A former Montana high school teacher who has served a 30-day prison sentence for the rape of a teenage student was released from prison on Thursday morning – as the victim’s mother said the teacher is “still skating” justice.
Stacey Rambold left prison after serving the sentence imposed last month for the rape of student Cherice Moralez six years ago, said Judy Beck, a spokeswoman for the Montana Department of Corrections. The 14-year-old Moralez committed suicide in 2010, and her mother Auliea Hanlon has said that she believes the rape was a contributing factor.
Along with activist groups and the Billings School superintendent, Hanlon has protested what she feels is an inadequate sentence for Rambold’s actions. The teacher, 54, pleaded guilty in April to a count of sexual intercourse without consent.
“I figured he’d be fired, go to jail, and she would be vindicated, and that would be the end of it,” Hanlon told the Associated Press a day before Rambold’s release. “Instead, here it is six years later, still going on, and he’s getting out …. He’s still skating.”
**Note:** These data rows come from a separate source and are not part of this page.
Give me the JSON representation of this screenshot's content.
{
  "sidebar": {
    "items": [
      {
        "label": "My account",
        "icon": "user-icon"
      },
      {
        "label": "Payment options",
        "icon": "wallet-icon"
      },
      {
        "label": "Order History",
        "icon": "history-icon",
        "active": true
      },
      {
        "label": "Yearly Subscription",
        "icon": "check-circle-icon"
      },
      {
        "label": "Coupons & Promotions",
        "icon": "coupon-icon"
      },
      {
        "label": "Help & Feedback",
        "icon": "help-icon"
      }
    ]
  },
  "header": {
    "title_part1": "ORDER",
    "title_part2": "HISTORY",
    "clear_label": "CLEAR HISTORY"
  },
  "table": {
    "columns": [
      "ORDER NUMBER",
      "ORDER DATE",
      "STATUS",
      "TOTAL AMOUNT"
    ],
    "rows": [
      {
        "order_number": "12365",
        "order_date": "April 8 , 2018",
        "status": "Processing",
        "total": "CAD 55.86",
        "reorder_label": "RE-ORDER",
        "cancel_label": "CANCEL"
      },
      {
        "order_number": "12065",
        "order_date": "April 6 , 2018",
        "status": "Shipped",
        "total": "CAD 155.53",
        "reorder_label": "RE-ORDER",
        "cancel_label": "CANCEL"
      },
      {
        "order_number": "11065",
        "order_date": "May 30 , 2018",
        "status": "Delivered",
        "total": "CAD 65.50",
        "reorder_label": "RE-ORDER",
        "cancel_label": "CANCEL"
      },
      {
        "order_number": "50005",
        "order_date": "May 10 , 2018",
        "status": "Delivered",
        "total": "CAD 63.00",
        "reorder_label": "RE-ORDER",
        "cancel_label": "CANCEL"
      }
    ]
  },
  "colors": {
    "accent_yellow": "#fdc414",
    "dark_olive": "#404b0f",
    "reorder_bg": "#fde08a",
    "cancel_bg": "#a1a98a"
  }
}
Now, she said, she faces the possibility of bumping into the man who raped her daughter in Billings.
“I considered going down to the jail to forgive him, but I don’t know,” Hanlon told the AP. “I’m still waiting for a sign from God.”
More than 58,500 people had signed an online petition by Thursday that demanded that Judge G. Todd Baugh, who imposed Rambold’s sentence of 15 years with all but 31 days suspended, resign his district court judge post.
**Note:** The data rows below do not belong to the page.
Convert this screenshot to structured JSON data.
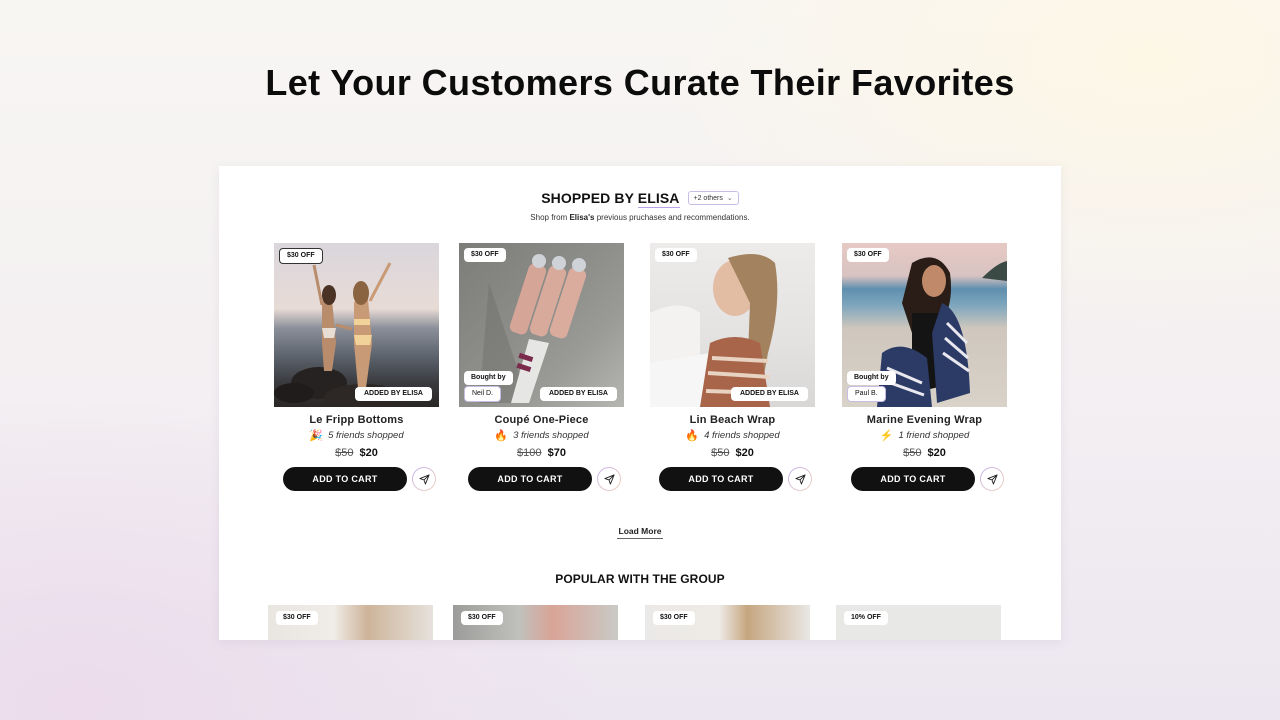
{
  "hero": {
    "title": "Let Your Customers Curate Their Favorites"
  },
  "shopped_by": {
    "title_prefix": "SHOPPED BY",
    "name": "ELISA",
    "others_dropdown": "+2 others",
    "subtitle_prefix": "Shop from",
    "subtitle_name": "Elisa's",
    "subtitle_suffix": "previous pruchases and recommendations."
  },
  "products": [
    {
      "name": "Le Fripp Bottoms",
      "badge": "$30 OFF",
      "added_label": "ADDED BY ELISA",
      "bought_by_label": null,
      "buyer": null,
      "friends_icon": "party-popper-icon",
      "friends_emoji": "🎉",
      "friends_text": "5 friends shopped",
      "old_price": "$50",
      "new_price": "$20",
      "cta": "ADD TO CART"
    },
    {
      "name": "Coupé One-Piece",
      "badge": "$30 OFF",
      "added_label": "ADDED BY ELISA",
      "bought_by_label": "Bought by",
      "buyer": "Neil D.",
      "friends_icon": "fire-icon",
      "friends_emoji": "🔥",
      "friends_text": "3 friends shopped",
      "old_price": "$100",
      "new_price": "$70",
      "cta": "ADD TO CART"
    },
    {
      "name": "Lin Beach Wrap",
      "badge": "$30 OFF",
      "added_label": "ADDED BY ELISA",
      "bought_by_label": null,
      "buyer": null,
      "friends_icon": "fire-icon",
      "friends_emoji": "🔥",
      "friends_text": "4 friends shopped",
      "old_price": "$50",
      "new_price": "$20",
      "cta": "ADD TO CART"
    },
    {
      "name": "Marine Evening Wrap",
      "badge": "$30 OFF",
      "added_label": null,
      "bought_by_label": "Bought by",
      "buyer": "Paul B.",
      "friends_icon": "lightning-icon",
      "friends_emoji": "⚡",
      "friends_text": "1 friend shopped",
      "old_price": "$50",
      "new_price": "$20",
      "cta": "ADD TO CART"
    }
  ],
  "load_more": "Load More",
  "popular": {
    "title": "POPULAR WITH THE GROUP",
    "items": [
      {
        "badge": "$30 OFF"
      },
      {
        "badge": "$30 OFF"
      },
      {
        "badge": "$30 OFF"
      },
      {
        "badge": "10% OFF"
      }
    ]
  }
}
The judge became the focus of criticism after he said that he believed Morales was “older than her chronological age” and “as much in control of the situation” as the teacher, according to the Billings Gazette. State law required Baugh to impose a mandatory minimum sentence of at least two years in prison, prosecutors argued, according to the AP.
Activists could not do anything to prevent Rambold’s release on Thursday, said Marian Bradley, president of the Montana National Organization for Women. The group is working with the state attorney’s office, she said, and her office has received phone calls from supporters across the country.
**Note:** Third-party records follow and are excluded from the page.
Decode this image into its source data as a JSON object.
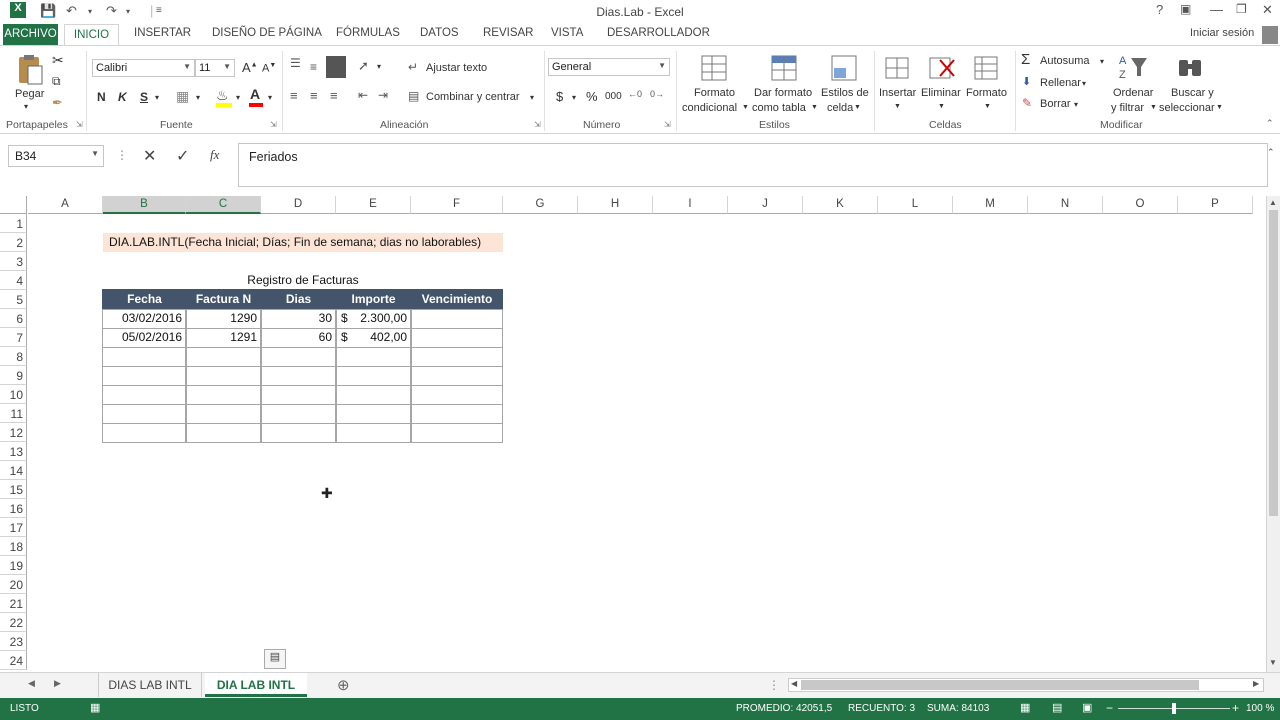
{
  "app": {
    "title": "Dias.Lab - Excel",
    "signin": "Iniciar sesión",
    "help": "?"
  },
  "tabs": [
    "ARCHIVO",
    "INICIO",
    "INSERTAR",
    "DISEÑO DE PÁGINA",
    "FÓRMULAS",
    "DATOS",
    "REVISAR",
    "VISTA",
    "DESARROLLADOR"
  ],
  "ribbon": {
    "paste": "Pegar",
    "font_name": "Calibri",
    "font_size": "11",
    "bold": "N",
    "italic": "K",
    "underline": "S",
    "wrap": "Ajustar texto",
    "merge": "Combinar y centrar",
    "number_format": "General",
    "currency": "$",
    "percent": "%",
    "thousands": "000",
    "cond_format_1": "Formato",
    "cond_format_2": "condicional",
    "table_format_1": "Dar formato",
    "table_format_2": "como tabla",
    "cell_styles_1": "Estilos de",
    "cell_styles_2": "celda",
    "insert": "Insertar",
    "delete": "Eliminar",
    "format": "Formato",
    "autosum": "Autosuma",
    "fill": "Rellenar",
    "clear": "Borrar",
    "sort_1": "Ordenar",
    "sort_2": "y filtrar",
    "find_1": "Buscar y",
    "find_2": "seleccionar",
    "groups": {
      "clipboard": "Portapapeles",
      "font": "Fuente",
      "alignment": "Alineación",
      "number": "Número",
      "styles": "Estilos",
      "cells": "Celdas",
      "editing": "Modificar"
    }
  },
  "formula_bar": {
    "name_box": "B34",
    "fx": "fx",
    "content": "Feriados"
  },
  "grid": {
    "columns": [
      "A",
      "B",
      "C",
      "D",
      "E",
      "F",
      "G",
      "H",
      "I",
      "J",
      "K",
      "L",
      "M",
      "N",
      "O",
      "P"
    ],
    "rows": [
      "1",
      "2",
      "3",
      "4",
      "5",
      "6",
      "7",
      "8",
      "9",
      "10",
      "11",
      "12",
      "13",
      "14",
      "15",
      "16",
      "17",
      "18",
      "19",
      "20",
      "21",
      "22",
      "23",
      "24"
    ],
    "syntax_note": "DIA.LAB.INTL(Fecha Inicial; Días; Fin de semana; dias no laborables)",
    "table_title": "Registro de Facturas",
    "headers": [
      "Fecha",
      "Factura N",
      "Dias",
      "Importe",
      "Vencimiento"
    ],
    "records": [
      {
        "fecha": "03/02/2016",
        "factura": "1290",
        "dias": "30",
        "moneda": "$",
        "importe": "2.300,00"
      },
      {
        "fecha": "05/02/2016",
        "factura": "1291",
        "dias": "60",
        "moneda": "$",
        "importe": "402,00"
      }
    ]
  },
  "sheets": {
    "tabs": [
      "DIAS LAB INTL",
      "DIA LAB INTL"
    ],
    "active": "DIA LAB INTL"
  },
  "status": {
    "mode": "LISTO",
    "average": "PROMEDIO: 42051,5",
    "count": "RECUENTO: 3",
    "sum": "SUMA: 84103",
    "zoom": "100 %"
  },
  "colors": {
    "excel_green": "#217346",
    "header_fill": "#44546A",
    "note_fill": "#FCE4D6"
  }
}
“I think we have a sentence that was wrong, the judge needs to be removed,” Bradley said after Rambold’s release on Thursday. “We live in this victim-blaming rape culture, and it is prevalent and it is crazy and it is driving so many young women to suicide. Cherice Moralez is not the only one.”
“Baugh has engaged in the worst kind of victim shaming, while increasing the possibility that more child predators, relying on the laxity of a judge who more readily sympathizes with the abuser than the abused, will prey on other children in the future,” the online petition says.
On Sept. 6, the state Supreme Court blocked a move to have Rambold resentenced after prosecutors filed an emergency petition. Baugh said he misread state law before giving his initial sentence, but prosecutors say only Montana’s high court should be allowed to impose a new sentence.
Baugh said at the time that the confusion “could have been avoided altogether if I’d been more alert or if the state had pointed out to the court the correct mandatory minimum,” according to NBC News station KULR in Billings.
The president of the National Organization for Women, Terry O’Neill, said in a statement on Wednesday that the group’s members “stand in solidarity with the women and men fighting for justice for Cherice Moralez and all victims of sexual violence.”
Rambold, who will be required to register as a sex offender, left the Montana State Prison on Thursday shortly before 10 am local time. Under a 2010 agreement with prosecutors, Rambold admitted to the single rape count, according to the AP, and kept his freedom for three years before being expelled from a sex offender treatment program.
A parole officer will determine the level of supervision Rambold will be subject to during his probation after an assessment, Chris Evans, probation and parole supervisor for the corrections department, said in an email. Rambold’s probation is set to extend through August 2028, and involves more than 50 conditions, including that he not enter a bar or casino and that he submit to an annual polygraph test.
The Associated Press contributed to this report. NBC News’ M. Alex Johnson, Daniel Arkin, and Elizabeth Chuck also contributed.